É bem sabido que o grande Vladimir Lênin foi estudioso de Carl Clausewitz, um formidável discípulo moderno de Napoleão Bonaparte.

Especialmente no deflagrar da súbita Revolução russa de 1905, os famosos escritos militares do general prussiano sofreram sistemático olhar de Lênin, influenciando-o fortemente na elaboração de seu pensamento tático e estratégico. Seu célebre estudo “Duas táticas da socialdemocracia na revolução democrática” datado desse ano, preconiza a participação ativa dos trabalhadores e seu partido na revolução burguesa que se processava, para aprofundá-la do ponto de vista dos interesses do proletariado e das massas populares. Segundo Henri Lefebvre (“O pensamento de Lênin”, Moraes, 1975), esta teoria pode ser designada como “leninista”, embora esboços já se encontrem em Marx e Engels.

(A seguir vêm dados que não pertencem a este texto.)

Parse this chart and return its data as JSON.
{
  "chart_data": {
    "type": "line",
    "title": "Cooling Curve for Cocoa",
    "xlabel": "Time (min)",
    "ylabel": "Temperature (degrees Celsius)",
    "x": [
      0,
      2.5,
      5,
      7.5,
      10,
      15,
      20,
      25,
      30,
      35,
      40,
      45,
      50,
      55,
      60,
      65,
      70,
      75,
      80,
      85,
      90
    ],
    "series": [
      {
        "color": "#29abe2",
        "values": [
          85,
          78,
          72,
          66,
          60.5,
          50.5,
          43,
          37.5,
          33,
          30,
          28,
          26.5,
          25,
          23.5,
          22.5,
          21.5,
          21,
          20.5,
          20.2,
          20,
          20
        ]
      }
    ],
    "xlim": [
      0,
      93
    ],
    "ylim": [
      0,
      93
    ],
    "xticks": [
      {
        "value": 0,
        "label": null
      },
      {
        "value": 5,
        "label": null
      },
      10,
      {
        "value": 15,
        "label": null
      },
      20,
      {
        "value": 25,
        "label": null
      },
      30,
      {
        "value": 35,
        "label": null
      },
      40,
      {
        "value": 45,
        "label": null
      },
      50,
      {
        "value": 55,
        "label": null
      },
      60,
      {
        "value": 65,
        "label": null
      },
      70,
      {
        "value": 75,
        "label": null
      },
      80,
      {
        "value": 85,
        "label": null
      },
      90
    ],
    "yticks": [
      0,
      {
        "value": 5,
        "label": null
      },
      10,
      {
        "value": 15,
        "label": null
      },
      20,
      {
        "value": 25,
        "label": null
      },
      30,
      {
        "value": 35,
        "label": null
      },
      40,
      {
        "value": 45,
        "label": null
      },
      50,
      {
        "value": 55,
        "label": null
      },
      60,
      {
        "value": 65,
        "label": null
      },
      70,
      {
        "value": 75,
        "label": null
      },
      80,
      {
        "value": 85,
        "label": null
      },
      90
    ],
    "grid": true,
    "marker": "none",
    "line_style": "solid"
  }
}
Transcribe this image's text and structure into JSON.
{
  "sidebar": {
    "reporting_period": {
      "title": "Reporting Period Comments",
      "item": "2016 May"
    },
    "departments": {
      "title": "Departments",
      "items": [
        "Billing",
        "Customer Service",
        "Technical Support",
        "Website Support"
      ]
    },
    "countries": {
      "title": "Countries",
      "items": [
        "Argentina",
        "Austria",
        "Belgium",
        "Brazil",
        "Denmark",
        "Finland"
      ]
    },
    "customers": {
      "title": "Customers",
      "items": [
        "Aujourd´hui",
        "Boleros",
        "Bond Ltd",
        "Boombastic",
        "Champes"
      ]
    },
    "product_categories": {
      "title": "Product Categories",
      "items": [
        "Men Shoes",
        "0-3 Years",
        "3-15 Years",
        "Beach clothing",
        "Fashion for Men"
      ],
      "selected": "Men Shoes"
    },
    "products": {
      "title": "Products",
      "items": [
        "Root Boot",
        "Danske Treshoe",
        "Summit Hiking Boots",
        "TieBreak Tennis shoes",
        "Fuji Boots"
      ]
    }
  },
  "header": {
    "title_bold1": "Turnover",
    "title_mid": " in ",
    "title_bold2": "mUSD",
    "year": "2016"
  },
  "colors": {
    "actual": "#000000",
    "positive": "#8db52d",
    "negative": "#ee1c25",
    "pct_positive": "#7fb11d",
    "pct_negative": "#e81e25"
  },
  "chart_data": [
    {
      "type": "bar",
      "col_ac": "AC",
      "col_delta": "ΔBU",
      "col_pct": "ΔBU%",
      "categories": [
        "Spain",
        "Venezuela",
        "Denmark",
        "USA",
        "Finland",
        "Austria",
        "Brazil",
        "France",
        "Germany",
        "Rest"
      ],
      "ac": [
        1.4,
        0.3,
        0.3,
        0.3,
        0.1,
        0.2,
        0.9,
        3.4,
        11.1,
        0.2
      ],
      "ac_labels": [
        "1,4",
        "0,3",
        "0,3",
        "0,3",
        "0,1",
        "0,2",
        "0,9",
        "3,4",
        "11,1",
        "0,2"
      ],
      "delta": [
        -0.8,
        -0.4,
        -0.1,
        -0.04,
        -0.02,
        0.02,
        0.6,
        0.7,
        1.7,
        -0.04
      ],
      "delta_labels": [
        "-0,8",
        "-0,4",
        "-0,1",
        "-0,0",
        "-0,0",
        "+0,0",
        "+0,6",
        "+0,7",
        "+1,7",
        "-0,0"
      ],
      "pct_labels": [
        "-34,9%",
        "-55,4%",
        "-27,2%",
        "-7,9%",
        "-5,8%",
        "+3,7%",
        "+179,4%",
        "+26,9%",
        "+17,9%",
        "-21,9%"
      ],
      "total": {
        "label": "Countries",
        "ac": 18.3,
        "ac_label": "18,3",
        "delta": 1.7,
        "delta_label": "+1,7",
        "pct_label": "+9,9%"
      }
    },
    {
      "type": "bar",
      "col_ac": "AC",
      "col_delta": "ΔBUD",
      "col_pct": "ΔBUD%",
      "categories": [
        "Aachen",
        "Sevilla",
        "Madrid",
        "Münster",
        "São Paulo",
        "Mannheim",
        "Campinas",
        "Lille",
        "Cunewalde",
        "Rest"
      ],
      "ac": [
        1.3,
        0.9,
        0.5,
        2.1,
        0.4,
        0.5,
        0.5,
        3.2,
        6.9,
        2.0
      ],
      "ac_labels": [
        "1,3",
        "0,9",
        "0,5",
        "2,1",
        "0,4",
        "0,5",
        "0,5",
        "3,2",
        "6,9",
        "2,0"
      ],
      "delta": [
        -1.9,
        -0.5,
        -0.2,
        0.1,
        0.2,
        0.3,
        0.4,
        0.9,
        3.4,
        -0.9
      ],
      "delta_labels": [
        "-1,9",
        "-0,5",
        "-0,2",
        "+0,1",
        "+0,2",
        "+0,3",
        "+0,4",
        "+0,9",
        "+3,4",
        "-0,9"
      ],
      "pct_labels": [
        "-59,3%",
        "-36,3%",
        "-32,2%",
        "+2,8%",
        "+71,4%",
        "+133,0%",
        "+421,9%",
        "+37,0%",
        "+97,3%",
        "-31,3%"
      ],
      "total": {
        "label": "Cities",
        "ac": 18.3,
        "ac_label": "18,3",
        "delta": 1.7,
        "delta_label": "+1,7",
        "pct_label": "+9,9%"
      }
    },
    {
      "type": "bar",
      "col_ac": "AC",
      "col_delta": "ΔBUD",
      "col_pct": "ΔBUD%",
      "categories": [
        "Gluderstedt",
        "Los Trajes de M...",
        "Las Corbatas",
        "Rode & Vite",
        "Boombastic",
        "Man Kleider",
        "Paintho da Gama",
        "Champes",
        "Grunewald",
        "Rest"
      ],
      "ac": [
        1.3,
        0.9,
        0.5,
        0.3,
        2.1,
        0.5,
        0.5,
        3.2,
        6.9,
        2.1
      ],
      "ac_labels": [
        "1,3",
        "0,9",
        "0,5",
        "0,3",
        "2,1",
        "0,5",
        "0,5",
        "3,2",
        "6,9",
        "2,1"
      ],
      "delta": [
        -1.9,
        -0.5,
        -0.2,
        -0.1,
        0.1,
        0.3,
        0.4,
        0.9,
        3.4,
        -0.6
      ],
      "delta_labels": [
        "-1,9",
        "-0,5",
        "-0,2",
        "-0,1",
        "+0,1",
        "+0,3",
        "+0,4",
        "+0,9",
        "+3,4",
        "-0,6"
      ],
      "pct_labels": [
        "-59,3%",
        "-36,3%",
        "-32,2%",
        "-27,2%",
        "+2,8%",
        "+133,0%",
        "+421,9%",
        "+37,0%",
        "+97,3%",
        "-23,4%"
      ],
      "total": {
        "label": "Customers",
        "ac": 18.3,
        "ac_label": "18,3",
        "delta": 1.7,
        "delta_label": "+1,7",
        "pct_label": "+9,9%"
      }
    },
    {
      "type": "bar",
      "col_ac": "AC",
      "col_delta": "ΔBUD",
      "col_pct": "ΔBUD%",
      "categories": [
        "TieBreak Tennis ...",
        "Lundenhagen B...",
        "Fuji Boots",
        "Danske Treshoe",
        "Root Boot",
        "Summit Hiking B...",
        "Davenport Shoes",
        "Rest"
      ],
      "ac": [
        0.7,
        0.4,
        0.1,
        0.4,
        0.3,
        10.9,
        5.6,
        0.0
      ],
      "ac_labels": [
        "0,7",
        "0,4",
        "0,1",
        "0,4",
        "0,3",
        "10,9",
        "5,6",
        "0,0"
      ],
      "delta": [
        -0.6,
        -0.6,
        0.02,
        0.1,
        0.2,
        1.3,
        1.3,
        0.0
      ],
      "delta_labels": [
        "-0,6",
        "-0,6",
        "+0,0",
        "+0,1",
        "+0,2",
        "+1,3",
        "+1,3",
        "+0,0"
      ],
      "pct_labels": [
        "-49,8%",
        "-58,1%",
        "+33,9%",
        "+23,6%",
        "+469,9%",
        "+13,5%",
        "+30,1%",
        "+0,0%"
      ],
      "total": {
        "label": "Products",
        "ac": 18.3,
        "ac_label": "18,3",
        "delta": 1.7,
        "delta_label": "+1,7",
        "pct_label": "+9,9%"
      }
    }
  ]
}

Tomando-se Clausewitz, creio que não é reducionismo sintetizá-lo, no universo em foco, em duas ideias centrais: 1) a tática é o manejo da utilização das forças militares em combate; 2) a estratégia é o uso dos combates para os objetivos da guerra. Noutras palavras, a tática implica em tomada de posição imediata das forças em determinada ação; a estratégia desdobra as ações para o rumo geral do(s) alvo(s) perseguido(s) às grandes rupturas.

Pensador dialético, Clausewitz apreendeu que as “leis” da estratégia e da tática eram mutáveis, onde a história não era um livro de exemplos onde bastava os soldados a conheceram. Assim como a teoria militar, para ele a história estava marcada por uma diversidade constante; seu curso ampliava a compreensão e fortalecimento da capacidade crítica de julgar. Escreveu que era melhor – muito melhor – estudar uma campanha militar determinada em seus mínimos detalhes, do que buscar conhecer uma dúzia de guerras.

Elementos da tática leninista

Em Lênin, o conceito de tática também se estende às medidas que se referem a uma tarefa determinada, específica, pontual; ou a uma única esfera da luta de classes. A tática pode envolver o parlamento, a luta sindical etc. Um exemplo importante: após a derrota da Revolução de 1905, a aliança czarista e liberal-burguesa dissolveu o parlamento (a Duma), em 1907. A nova lei ampliava em muito a representação de latifundiários, e de burgueses industriais, restringindo radicalmente a exígua representação operária e camponesa. Já tendo defendido o “boicote” à participação do Partido, no passado, na Duma do Império russo, Lênin desta feita escreveu o artigo “Contra o boicote”. Nele, afirmou: “Estamos atravessando um período de pausa da revolução, no qual, a toda uma série de apelos, as massas sistematicamente deixaram de responder”, sendo então necessário mesmo sob uma lei reacionária, participar daquela Assembleia para retirar dela o que fosse possível. [1]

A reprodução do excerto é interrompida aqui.